Hello humans! Have you read or been read any of the Just So Stories? I have distinct memories of a picture book I had of them as well as going to see an exceedingly colourful performance of them at a local theatre, the giant crab was made from bin lids, it was (to my eight-year-old self) amazing. But, as a child, and a privileged one at that, I didn’t ever question the colonial aspects (I say aspects, the whole thing really) of the Just So Stories and how the world view they promote is problematic. So when I saw that Rebellion Publishing were bringing out a collection called The Not-So Stories as a (sort-of) answer to Kipling’s work I was interested in getting to read them.

Not So Stories David Thomas Moore

Goodreads Summary:

Anthology of culturally diverse writers create short works in reaction to Kipling’s Just So Stories

Rudyard Kipling’s Just So Stories was one of the first true children’s books in the English language, a timeless classic that continues to delight readers to this day. Beautiful, evocative and playful, the stories of How the Whale Got His Throat or the First Letter Written paint a magical, primal world.

It’s also deeply rooted in British colonialism. Kipling saw the Empire as a benign, civilising force, and his writing can be troubling to modern readers. Not So Stores attempts to redress the balance, bringing together new and established writers of colour from around the world to take the Just So Stories back, giving voices to cultures that were long deprived them.

Find Not So Stories on Goodreads

I’ll start by saying that this collection of short stories is not a children’s book, it’s not designed to be read as an alternative bedtime story collection. I do think that some of the stories could be read to children, and certainly, the messages they impart are worth sharing, but adults and young adults can read this collection also, and should.
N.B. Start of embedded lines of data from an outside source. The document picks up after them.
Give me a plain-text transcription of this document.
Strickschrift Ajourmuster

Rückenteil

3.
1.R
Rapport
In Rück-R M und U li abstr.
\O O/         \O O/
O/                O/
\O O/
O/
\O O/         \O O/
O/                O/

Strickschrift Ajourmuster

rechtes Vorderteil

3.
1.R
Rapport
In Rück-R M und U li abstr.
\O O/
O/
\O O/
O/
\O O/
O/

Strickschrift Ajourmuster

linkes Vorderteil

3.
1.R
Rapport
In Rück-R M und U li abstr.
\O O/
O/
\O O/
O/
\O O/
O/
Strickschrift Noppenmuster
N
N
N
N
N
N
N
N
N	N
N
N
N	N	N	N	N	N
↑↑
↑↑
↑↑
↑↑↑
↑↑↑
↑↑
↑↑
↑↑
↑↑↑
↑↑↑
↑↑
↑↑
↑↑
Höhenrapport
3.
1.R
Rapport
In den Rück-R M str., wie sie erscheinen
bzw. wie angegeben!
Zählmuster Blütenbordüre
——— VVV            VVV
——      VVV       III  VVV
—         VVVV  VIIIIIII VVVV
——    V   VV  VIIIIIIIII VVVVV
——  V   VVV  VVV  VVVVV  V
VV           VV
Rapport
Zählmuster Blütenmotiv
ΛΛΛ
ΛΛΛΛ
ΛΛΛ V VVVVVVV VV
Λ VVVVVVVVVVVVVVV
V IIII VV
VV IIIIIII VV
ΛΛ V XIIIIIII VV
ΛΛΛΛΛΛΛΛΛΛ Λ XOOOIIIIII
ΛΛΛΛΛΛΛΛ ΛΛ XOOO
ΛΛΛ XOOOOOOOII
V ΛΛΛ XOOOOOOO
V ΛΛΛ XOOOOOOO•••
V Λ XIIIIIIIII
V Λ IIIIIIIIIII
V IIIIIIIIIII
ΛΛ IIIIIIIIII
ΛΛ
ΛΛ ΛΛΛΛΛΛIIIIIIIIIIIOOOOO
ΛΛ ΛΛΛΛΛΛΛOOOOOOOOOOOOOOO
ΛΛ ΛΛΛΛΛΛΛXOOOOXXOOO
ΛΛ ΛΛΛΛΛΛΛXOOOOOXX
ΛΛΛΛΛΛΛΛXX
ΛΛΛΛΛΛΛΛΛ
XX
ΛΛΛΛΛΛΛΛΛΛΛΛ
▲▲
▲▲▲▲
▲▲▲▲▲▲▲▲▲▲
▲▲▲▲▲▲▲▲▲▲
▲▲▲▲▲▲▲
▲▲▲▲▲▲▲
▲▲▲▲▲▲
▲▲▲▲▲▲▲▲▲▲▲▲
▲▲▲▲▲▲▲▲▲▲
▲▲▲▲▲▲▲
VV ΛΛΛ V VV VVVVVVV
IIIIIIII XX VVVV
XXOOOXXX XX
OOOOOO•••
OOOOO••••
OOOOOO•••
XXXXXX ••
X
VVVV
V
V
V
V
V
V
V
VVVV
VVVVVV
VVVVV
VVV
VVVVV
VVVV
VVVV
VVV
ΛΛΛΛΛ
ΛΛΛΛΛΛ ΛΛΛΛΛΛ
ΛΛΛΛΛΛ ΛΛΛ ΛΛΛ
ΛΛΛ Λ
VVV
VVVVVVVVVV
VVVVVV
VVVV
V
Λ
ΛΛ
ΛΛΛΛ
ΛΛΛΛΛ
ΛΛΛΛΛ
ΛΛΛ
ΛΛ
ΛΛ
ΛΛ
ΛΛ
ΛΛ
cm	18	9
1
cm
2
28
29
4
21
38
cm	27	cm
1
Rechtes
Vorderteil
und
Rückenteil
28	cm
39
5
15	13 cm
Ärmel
These stories are hugely varied, some taking the source material of the Just So Stories and producing very similar sounding stories (addressing the reader as ‘best beloved’ and so forth) while others have different styles, some taking place in the modern day. It’s a collection inspired by the original matter, but it goes vastly beyond anything you might imagine from the cover and initial blurb.

One description of the book puts it best “bringing together new and established writers of colour from around the world to take the Just So Stories back, to interrogate, challenge, and celebrate their legacy.” This is exactly what this collection does.

There were some stories that stood out for me, I particularly enjoyed the reworking of The Cat Who Walked by Himself (now The Cat who walked by Herself) and also How the Camel Got Her Paid Time Off both of which were excellent reworkings of original Kipling Stories that I can just about remember from childhood.

I’ve read two collections of short stories from Rebellion Publishing now, first Infinity Wars and now Not So Stories and I have been thoroughly impressed by both. From the authors selected to write to the way the stories are collated both are exceptional. My problem with collections like this is often that I don’t feel there is enough depth so I get easily bored, not the case with Not So Stories.

One author who stuck out to me as a familiar name was Jeannette Ng who, some readers may recall, wrote Under the Pendulum Sun which was a book I enjoyed (even though parts of it got a little too weird for my tastes). But all the writers in this collection are of interest to me and I’ll have to keep an eye out for future works.

I’m not going to arrogant enough to suggest that I, a white lady, can fully comprehend the nuances of a collection such as this, in many ways this wasn’t written for me. However, I can recognise that this book is an important one, and a vital part of the movement to challenge the normalisation of colonialism.

Should you read this? Absolutely.

My rating: 4/5 stars

I received a digital review copy of this book from the publisher via NetGalley in exchange for an honest review. All opinions are my own.